A template specialization actually changes the behaviour of the template for a specific type. eg convert to a string:
template<typename T> std::string convertToString( const T& t )
{
std::ostringstream oss;
oss << t;
return oss.str();
}
Let's specialise that though when our type is already a std::string as it is pointless going through ostringstream
template<> std::string convertToString( const std::string & t )
{
return t;
}
You can specialise for classes too.
Now instantiation: this is done to allow you to move the compilation for certain types into one compilation unit. This can save you both compilation time and sometimes code-bloat too.
Let's say we make the above into a class called StringConvert rather than a function.
template<typename T>
class StringConvert
{
public:
// 4 static functions to convert from T to string, string to T,
// T to wstring and wstring to T using streams
};
We will convert a lot of integers to strings so we can instantiate it: Put this inside one header
extern template class StringConvert<int>;
Put this inside one compilation unit:
template class StringConvert<int>;
Note that the above can also be done (without the extern in the header) with functions that are actually not implemented inline. One of your compilation units will implement them. However then your template is limited only to instantiated types. Sometimes done when the template has a virtual destructor.
In c++ 11.
instantiation:
Instantiate the template with given template arguments
template <typename T>
struct test{ T m; };
template test<int>;//explicit instantiation
which result in a definition of a struct with a identifier test<int>
test<int> a;//implicit instantiation
if template <typename T> struct test has been instantiated with argument T = int before(explicit or implicit), then it's just a struct instantiation. Otherwise it will instantiate template <typename T> struct test with argument T = int first implicitly and then instantiate an instance of struct test<int>
specialization:
a specialization is still a template, you still need instantiation to get the real code.
template <typename T>
struct test{ T m; };
template <> struct test<int>{ int newM; } //specialization
The most useful of template specialization is probably that you can create different templates for different template arguments which means you can have different definitions of class or function for different template arguments.
template<> struct test<char>{ int cm; }//specialization for char
test<char> a;
a.cm = 1;
template<> struct test<long> { int lm; }//specialization for long
test<long> a;
a.lm = 1;
In addition to these full template specializations above, there(only class template) exits partial template specialization also.
template<typename T>
struct test {};
template <typename T> struct test<const T>{};//partial specialization for const T
template <typename A, typename B>
struct test {};
template <typename B> struct test<int, B>{};//partial specialization for A = int
A specialized template is no longer just a template. Instead, it is either an actual class or an actual function.
A specialization is from either an instantiation or an explicit specialization, cf 14.7.4 below.

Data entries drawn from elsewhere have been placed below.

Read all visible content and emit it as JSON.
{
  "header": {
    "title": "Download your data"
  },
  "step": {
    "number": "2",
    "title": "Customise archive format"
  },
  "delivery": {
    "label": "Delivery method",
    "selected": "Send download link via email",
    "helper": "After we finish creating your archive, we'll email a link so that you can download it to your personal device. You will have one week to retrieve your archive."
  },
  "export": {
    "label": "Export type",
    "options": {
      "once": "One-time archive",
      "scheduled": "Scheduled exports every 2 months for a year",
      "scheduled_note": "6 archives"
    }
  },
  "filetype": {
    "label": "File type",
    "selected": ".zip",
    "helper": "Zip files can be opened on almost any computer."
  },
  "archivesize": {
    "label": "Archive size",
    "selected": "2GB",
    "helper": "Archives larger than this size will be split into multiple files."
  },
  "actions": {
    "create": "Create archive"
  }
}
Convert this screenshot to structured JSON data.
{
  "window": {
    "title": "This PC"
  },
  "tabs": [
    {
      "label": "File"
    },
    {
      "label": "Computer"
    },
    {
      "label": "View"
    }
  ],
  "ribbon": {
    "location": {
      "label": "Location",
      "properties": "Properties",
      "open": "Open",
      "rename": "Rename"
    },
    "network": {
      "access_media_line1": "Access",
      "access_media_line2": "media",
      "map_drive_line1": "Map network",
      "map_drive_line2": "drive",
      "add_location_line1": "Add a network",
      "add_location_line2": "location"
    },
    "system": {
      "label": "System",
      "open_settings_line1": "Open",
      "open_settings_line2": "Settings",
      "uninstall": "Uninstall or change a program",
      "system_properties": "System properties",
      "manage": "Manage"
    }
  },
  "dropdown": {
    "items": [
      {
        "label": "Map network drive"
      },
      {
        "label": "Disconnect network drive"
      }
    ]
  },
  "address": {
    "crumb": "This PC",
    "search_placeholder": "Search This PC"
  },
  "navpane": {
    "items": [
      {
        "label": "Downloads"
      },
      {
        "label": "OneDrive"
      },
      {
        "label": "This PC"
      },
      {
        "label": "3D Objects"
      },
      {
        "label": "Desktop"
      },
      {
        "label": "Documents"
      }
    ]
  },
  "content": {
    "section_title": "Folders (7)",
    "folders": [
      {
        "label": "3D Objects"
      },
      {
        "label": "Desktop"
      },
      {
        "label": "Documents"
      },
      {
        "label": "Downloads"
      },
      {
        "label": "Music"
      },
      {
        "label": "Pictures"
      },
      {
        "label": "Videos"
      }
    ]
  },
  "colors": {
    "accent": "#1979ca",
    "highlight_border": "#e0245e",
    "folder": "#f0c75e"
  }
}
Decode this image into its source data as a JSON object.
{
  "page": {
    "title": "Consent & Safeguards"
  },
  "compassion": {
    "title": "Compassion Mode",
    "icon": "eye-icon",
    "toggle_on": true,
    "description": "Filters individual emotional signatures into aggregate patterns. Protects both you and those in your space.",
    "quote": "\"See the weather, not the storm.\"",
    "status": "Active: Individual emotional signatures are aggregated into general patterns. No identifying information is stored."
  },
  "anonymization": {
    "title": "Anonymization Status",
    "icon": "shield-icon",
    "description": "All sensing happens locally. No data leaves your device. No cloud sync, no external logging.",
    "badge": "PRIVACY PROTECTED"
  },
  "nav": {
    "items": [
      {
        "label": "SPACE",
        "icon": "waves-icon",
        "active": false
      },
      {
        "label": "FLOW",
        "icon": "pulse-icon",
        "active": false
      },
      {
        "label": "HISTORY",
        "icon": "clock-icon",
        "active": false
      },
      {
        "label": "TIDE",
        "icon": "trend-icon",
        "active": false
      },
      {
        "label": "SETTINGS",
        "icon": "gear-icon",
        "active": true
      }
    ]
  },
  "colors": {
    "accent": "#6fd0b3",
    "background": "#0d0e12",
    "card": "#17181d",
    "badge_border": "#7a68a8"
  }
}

An instantiation is based on a primary template definition. A sample implicit class template instantiation,
template<typename T>
class foo {}
foo<int> foo_int_object;
A sample explicit class template instantiation,
template class foo<double>;
An explicit specialization has a different definition from it's primary template.
template<>
class foo<bool> {}
// extract from standard
14 Templates
14.7 Template instantiation and specialization
4 An instantiated template specialization can be either implicitly instantiated (14.7.1) for a given argument
list or be explicitly instantiated (14.7.2). A specialization is a class, function, or class member that is either
instantiated or explicitly specialized (14.7.3).